Pietro Annigoni
(Milano 1910 - Firenze 1988)
ESTASI DI SAN GIROLAMO
tempera grassa su tela, cm 110x110
siglato in basso a destra
retro: sul telaio firmato e siglato
ECSTASY OF ST. GEROME
tempera grassa on canvas, 110x110
initialled lower right
on the reverse: on the stretcher signed and initialled
L’opera, capolavoro giovanile apparso in pubblico per la prima volta nel 2018 dopo decenni, è pubblicata sulla monografia del Maestro edita da Gonnelli attorno al 1945 c. con il titolo di San Girolamo in Collezione Mondadori e l’anno 1936, anche se sul dipinto, una tempera grassa su tela, è indicata solo la sigla abituale di Annigoni “Cttt” in basso a destra. La data è confermata tuttavia da un bozzetto preparatorio a carboncino in collezione privata, con la figura del Santo, riportata basso al centro.
Annigoni avrebbe riproposto un analogo soggetto nel 1949 per la cappella della Villa di Lama di Margherita Venerosi Pesciolini oggi presso il Museo della Misericordia di Firenze.
Il dipinto raffigura appunto San Girolamo (talora scambiato con San Bruno) durante la sua fase eremitica nella regione della Calcide, nord-est della Grecia. È rappresentato in atto di preghiera estatica secondo una composizione che risponde in parte all’iconografia tradizionale.
Annigoni ne sviluppa il rapporto con la natura, un luogo impervio e selvaggio, segnato da presenze inquietanti come la figura demoniaca appena abbozzata alla base della collina dove il Santo è salito per rivolgersi al Signore e liberarsi dalle tentazioni mondane. Il pittore inquadra il tema del processo salvifico attraverso un periodo di purificazione individuale e solitaria.

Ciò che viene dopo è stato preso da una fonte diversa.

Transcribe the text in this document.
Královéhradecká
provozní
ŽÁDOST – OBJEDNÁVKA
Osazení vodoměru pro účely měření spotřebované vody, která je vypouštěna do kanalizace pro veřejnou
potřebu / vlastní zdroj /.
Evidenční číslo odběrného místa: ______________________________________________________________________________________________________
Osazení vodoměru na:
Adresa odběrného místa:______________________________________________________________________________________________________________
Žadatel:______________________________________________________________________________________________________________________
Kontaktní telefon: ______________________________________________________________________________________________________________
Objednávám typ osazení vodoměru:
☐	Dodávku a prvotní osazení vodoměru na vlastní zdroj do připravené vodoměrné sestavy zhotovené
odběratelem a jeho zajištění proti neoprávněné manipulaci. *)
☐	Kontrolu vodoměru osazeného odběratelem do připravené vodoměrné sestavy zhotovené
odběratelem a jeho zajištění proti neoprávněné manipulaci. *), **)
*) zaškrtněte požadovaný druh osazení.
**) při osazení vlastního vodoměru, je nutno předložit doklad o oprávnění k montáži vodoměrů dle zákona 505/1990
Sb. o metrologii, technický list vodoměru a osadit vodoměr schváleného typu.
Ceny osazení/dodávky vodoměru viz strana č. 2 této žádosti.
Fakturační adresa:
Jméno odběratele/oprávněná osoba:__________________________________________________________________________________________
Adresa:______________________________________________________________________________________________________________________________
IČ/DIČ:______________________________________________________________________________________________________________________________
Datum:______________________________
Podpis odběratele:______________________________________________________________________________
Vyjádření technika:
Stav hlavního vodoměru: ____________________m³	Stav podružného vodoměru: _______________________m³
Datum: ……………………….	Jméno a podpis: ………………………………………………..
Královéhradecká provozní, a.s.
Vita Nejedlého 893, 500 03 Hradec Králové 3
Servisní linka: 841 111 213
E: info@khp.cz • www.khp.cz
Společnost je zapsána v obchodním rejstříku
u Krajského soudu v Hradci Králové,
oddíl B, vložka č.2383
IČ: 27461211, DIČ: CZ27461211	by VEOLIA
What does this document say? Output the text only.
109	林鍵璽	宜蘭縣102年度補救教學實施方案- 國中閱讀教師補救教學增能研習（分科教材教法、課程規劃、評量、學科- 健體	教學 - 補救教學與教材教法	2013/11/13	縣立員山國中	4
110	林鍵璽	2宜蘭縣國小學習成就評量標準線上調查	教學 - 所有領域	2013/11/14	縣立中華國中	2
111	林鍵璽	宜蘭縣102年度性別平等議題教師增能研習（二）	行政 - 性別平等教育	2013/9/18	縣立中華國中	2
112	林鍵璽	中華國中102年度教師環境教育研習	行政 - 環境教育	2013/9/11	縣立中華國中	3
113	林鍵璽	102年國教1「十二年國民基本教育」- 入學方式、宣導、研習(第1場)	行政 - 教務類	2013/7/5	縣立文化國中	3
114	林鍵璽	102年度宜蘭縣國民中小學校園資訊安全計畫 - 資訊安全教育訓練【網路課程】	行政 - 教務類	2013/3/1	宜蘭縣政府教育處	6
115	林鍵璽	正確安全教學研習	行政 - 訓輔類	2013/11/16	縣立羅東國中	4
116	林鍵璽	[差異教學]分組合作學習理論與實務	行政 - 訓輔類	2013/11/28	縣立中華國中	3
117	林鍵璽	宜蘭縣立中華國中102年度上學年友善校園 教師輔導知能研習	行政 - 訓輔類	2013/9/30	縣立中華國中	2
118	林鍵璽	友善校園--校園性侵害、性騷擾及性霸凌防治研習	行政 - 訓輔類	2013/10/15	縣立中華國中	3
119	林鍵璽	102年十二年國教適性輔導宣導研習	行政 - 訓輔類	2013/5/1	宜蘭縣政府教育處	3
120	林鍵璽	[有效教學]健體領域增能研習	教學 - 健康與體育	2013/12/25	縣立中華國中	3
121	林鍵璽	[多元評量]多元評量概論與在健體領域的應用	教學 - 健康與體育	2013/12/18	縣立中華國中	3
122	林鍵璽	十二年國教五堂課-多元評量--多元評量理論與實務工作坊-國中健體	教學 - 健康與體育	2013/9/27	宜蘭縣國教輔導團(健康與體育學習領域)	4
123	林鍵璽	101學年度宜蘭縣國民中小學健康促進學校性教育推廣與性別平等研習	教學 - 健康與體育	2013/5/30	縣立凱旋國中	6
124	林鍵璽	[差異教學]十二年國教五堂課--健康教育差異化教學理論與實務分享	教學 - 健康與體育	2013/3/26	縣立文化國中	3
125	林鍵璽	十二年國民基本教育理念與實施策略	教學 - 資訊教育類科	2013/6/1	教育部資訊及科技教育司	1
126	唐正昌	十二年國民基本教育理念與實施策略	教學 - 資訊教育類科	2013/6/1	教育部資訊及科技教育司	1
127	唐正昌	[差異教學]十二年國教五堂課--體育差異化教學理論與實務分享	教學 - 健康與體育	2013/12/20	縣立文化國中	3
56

La mortificazione del corpo a contatto con un ambiente ostile fa da contrappunto al contrasto alle umane debolezze che sembrano sul punto di essere sopraffatte dinanzi all’incombere di elementi oscuri amplificati da una natura matrigna.
Ispirato ai luoghi attorno a Dervio sul Lago di Como che frequentava da ragazzo in vacanza con i suoi genitori, Il paesaggio luminoso sullo sfondo contrasta con l’atmosfera cupa del primo piano, in una sorta di via di fuga e di redenzione per l’uomo penitente che si affida all’Altissimo.
In questa composizione così calligrafica e puntuale ispirata alla sensibilità dei pittori fiamminghi a cui Annigoni guardava in quegli anni con estrema attenzione, si avverte quel senso di vertigine che rispecchia la fragilità dell’animo umano nella lotta tra il bene e il male, come nella Tempesta del 1939 che ripropone simili attitudini atmosferiche e psicologiche.